Мы вошли опять в здание. Возле Сан Саныча собрались офицеры, он им что-то объяснял. Смысл атаки не изменился. Только соседи, которым уже надавали по шее, предлагали нам выступить первыми и отвлечь внимание на себя. А они потом уже подключатся. Сан Саныч послал их подальше. Он сам предложил такой вариант:
— Смысл такой, что через час начинаем наступление. Идут все, без исключения. Все, кто может держать оружие. Все тыловики, саперы, связисты, ремонтники, экипажи танков. Я сам пойду. Если мы останемся там… — Сан Саныч помолчал, — то не нужны уже будут ни связисты, ни тыловики. Прямо как в песне у коммунистов: «Это есть наш последний и решительный бой…» Вопросы?
— Как пойдем — валом, одним потоком?
— Да, разрывать силы не имеет смысла. И так их мало.
— А может, ночью?
— Тогда они повесят осветительные ракеты, и нам будет еще хуже, они-то будут в темноте.
— А дымы?
— Пока ветер нам в лицо. Если переменится, то попытаемся. А сейчас нет смысла. И помните, пожалуйста, что там в окнах наши ребята.
— Вот то-то и плохо. Так бы завалили духов вместе с их зданием, а сейчас осторожничать!
— Они все равно погибнут! — кто то из молодых командиров взводов выкрикнул. Обычное дело — истерика перед боем.
— А если бы ты был на их месте, то как оно было бы? — спросил Серега.
— Я бы застрелился.
— Ага, с прикованными руками. Тоже мне герой. Потом жить-то сможешь, когда будешь знать, что из-за тебя парни погибли?
— Ладно, в другом месте будете ссориться, — прервал дискуссию Сан Саныч. — Примерно час на подготовку, а затем вперед. Все свободны.
Разошлись по углам здания, кто-то пошел на крышу, чтобы еще раз посмотреть на площадь, по которой через час придется бегать. У кого-то наступала истерика, он психовал, нервничал, некоторые начинали судорожно писать письма домой. В них они клялись в любви женам, а детям наказывали быть хорошими. Кто знает, может, это письмо дойдет вместе с написавшим его. В комплекте.

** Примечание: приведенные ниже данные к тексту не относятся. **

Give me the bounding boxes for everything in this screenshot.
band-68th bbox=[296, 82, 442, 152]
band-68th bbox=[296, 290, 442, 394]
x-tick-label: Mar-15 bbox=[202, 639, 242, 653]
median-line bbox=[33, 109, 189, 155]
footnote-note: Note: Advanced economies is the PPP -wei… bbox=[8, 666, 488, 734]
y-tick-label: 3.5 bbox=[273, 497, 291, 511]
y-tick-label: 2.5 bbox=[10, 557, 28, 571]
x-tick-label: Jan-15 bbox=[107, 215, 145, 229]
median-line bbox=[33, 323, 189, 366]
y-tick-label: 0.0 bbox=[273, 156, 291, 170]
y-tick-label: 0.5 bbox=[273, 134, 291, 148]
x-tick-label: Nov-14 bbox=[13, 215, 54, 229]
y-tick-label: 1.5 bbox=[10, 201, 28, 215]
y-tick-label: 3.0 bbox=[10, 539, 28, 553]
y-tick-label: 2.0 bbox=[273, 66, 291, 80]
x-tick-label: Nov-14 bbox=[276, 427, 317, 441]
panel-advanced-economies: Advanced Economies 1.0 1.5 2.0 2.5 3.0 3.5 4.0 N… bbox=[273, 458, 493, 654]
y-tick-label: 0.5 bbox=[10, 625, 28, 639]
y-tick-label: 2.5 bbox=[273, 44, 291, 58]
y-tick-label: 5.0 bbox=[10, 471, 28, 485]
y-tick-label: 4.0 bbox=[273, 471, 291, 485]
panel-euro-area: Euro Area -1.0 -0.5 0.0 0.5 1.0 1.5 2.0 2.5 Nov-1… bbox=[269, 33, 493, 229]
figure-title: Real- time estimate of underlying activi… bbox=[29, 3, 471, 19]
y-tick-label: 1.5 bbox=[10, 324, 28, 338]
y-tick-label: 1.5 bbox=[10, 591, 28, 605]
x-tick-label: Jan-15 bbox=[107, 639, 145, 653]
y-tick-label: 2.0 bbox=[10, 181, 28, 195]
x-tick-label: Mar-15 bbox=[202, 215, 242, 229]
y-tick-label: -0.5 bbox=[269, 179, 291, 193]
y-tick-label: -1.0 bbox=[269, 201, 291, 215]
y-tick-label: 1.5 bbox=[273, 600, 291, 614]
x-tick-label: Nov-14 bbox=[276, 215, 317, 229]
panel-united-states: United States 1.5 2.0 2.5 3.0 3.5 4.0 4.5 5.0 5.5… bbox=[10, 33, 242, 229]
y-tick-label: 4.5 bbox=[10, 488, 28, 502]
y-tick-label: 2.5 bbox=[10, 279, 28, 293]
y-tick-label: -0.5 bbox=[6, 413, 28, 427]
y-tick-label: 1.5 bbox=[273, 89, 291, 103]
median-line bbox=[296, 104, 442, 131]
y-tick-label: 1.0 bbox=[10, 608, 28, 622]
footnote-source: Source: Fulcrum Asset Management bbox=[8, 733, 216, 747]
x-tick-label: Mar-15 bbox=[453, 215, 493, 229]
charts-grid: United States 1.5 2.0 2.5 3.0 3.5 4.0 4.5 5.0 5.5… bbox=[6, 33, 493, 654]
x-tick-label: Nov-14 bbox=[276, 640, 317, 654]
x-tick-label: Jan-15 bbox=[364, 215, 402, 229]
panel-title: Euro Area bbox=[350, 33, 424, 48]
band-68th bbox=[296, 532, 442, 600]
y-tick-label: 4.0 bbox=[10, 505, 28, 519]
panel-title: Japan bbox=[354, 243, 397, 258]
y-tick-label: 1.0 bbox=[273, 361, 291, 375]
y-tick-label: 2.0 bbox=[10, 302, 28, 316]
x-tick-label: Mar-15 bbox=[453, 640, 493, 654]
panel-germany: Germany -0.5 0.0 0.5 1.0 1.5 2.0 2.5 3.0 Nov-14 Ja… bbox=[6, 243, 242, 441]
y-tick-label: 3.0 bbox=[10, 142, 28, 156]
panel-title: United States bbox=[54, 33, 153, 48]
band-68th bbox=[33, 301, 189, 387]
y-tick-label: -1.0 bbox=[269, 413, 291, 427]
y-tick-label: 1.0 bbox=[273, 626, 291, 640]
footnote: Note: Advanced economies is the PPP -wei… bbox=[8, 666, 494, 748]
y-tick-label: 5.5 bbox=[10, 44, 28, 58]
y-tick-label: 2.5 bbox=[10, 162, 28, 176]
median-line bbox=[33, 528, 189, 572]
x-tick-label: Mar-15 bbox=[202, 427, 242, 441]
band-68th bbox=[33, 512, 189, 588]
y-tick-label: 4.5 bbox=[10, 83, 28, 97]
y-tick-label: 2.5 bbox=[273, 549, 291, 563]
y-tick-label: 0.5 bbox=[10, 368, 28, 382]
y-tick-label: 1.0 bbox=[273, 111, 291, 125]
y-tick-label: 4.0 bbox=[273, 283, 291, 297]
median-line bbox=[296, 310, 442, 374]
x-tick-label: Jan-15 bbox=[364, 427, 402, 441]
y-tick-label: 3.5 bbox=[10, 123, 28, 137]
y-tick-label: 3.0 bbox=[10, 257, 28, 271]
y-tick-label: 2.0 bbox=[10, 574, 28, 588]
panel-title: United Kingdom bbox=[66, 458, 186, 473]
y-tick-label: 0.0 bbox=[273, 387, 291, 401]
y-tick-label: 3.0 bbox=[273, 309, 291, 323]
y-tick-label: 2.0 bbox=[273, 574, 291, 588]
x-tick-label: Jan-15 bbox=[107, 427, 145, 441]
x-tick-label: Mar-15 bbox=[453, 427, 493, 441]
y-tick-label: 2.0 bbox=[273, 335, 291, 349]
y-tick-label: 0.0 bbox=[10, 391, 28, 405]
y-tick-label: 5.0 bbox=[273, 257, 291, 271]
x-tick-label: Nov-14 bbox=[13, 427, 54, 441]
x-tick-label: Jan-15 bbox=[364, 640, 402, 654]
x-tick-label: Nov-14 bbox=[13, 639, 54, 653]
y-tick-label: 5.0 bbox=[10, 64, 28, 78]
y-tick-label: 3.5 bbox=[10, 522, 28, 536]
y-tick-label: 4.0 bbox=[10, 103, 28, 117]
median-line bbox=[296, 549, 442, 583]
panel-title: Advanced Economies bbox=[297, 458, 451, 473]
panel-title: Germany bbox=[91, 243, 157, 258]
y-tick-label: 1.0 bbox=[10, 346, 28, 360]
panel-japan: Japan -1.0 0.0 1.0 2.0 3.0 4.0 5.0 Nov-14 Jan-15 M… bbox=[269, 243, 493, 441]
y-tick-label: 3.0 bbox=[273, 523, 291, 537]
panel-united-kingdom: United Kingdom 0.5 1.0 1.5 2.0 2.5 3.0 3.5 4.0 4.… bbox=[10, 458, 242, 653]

Многие бурно обсуждали, где какое подразделение пойдет. Никому не хотелось самому со своими людьми идти по воронкам от бомб и снарядов, которые не могли прикрыть от огня духов. В конце концов решили тянуть жребий. Спички решили, кто пойдет на верную гибель, а кому предоставляется отсрочка. Случай и Бог руководили этими спичками. Судьба. Кысмет. Каждому свое.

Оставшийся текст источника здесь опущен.